To readers versed in election studies, these findings will seem very reminiscent of those from the first scholarly analysis of campaign effects: “conversion is, by far, the least frequent result and activation the second most frequent manifest effect of the campaign.” However, whereas Lazarsfeld and his colleagues in 1940 studied 600 prospective voters in Erie County, Ohio, Vavreck and her colleagues in 2012 have 44,000 nationwide. That’s real scientific progress.

{ 8 comments }

Scott Monje September 21, 2012 at 11:07 am

Is it the case that they make up their minds only once? Once people have switched from undecided to decided in favor of either Obama or Romney, then they probably won’t change their minds again?

Larry Bartels September 21, 2012 at 12:56 pm

Vavreck only observes them once between the baseline survey and Election Day, so her data do not speak directly to this question. (Her post-election followup will.) I would guess that current vote intentions would be considerably weaker among people who were undecided in December than among those who expressed a preference at that point and have stuck with it.
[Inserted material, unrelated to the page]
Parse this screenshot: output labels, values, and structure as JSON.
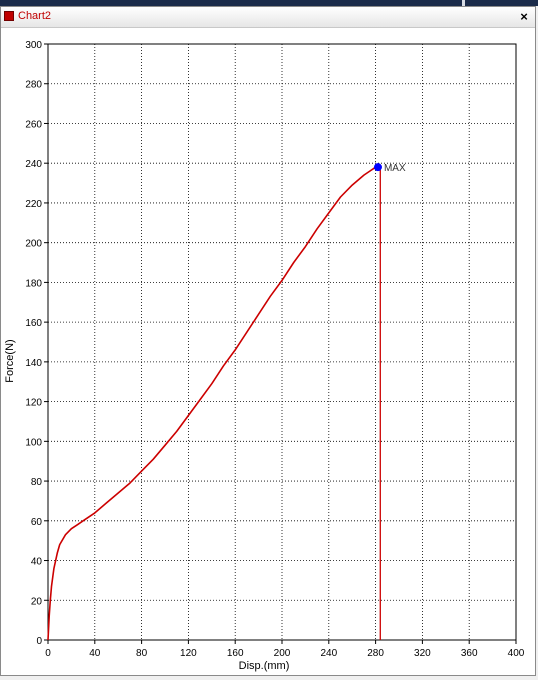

More generally, it seems sensible to think of the intercepts in her graph as reflecting measurement error and random movement in and out of the “undecided” category–even in the first reinterviews shortly after the baseline survey, about 40% of her original “undecided” voters indicated a Democratic or Republican preference. The slopes in the graph indicate net movement of voters out of the “undecided” category over the course of the election year.
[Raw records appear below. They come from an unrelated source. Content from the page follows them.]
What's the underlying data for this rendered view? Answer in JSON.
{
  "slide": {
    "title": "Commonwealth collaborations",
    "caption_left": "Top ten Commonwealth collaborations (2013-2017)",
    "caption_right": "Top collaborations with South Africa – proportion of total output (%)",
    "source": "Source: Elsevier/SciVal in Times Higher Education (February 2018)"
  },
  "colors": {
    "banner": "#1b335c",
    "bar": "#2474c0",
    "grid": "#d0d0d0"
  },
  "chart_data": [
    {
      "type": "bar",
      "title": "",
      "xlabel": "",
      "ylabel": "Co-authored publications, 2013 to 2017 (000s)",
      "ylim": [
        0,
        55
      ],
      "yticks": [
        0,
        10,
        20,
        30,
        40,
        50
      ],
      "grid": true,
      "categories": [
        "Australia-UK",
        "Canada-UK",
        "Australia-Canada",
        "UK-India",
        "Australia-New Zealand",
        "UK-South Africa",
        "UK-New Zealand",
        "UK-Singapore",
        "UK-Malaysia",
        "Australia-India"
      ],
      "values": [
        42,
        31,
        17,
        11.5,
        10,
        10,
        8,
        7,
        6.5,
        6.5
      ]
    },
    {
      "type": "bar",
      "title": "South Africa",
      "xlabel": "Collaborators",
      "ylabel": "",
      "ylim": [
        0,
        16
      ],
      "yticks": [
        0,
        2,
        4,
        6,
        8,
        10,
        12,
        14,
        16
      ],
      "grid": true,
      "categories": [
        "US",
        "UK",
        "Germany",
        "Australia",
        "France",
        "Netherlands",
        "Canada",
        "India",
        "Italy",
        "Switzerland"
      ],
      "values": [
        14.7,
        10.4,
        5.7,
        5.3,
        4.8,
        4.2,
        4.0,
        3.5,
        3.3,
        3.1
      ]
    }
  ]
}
Larry Bartels September 21, 2012 at 12:58 pm

I should have added that _The People’s Choice_ was published four years after the 1940 election. Vavreck is working in close-to-real time, and her analysis is being disseminated by the _New York Times_. That’s real progress, too.

Alan T September 21, 2012 at 1:39 pm

What is the most frequent manifest effect of the campaign? I must be overlooking something so obvious that you do not feel the need to state it.

Also, some of the details in Lynn Vavreck’s article confuse me. 94% of 44,000 people had made up their minds, and 1,543 were initially undecided. 1,543 is not 6% of 44,000. Furthermore, “half of the 1,543 initially undecided voters … are still unsure,” yet ” the share of still uncommitted voters (from that initial group) had dwindled to 25 percent.”

Larry Bartels September 21, 2012 at 3:17 pm

Poor quotation on my part. The most common effect of campaigns, both in _The People’s Choice_ and in subsequent scholarship, is to reinforce the predispositions (largely, partisan loyalties) prospective voters bring to the election season.

Vavreck has boiled down a lot of data and analysis into 1500 words, which unavoidably introduces some ambiguities. I believe 1,543 and 94% both exclude people who said they were undecided but then said in response to a followup question that they leaned toward one party or the other (and in both cases the relevant denominator is not 44,000, because some people said they wouldn’t vote). And “half . . . still unsure” refers to the average over the entire year, while “dwindled to 25 percent” refers to the fraction still uncommitted in early September.

LV September 21, 2012 at 3:48 pm

Thanks for all of the interest in our work! On the N, let me add a little bit more intuition: We will end up with 44,000 impaneled cases, but right now, 37 weeks in to the year we only have 37,000 re-interviews. We interview 1,000 of the initial 44,000 each week. OK, second thing, lots of people don’t vote. So, questions about decisions in voting booth eliminate those people who say they definitely will not vote on Election Day. That reduces the 37,000 by roughly 20%. I also set aside people who reported they would vote for someone other than one of the two major party candidates (roughly 4%). So … that’s going to get you down to a total N where the percentages add up!

Alan T September 21, 2012 at 9:47 pm

Thanks!

Tommy Bennett September 21, 2012 at 5:35 pm

Is that chart plotting a LOESS curve? If so, how much faith can you put in the line’s accuracy over its most recent weeks?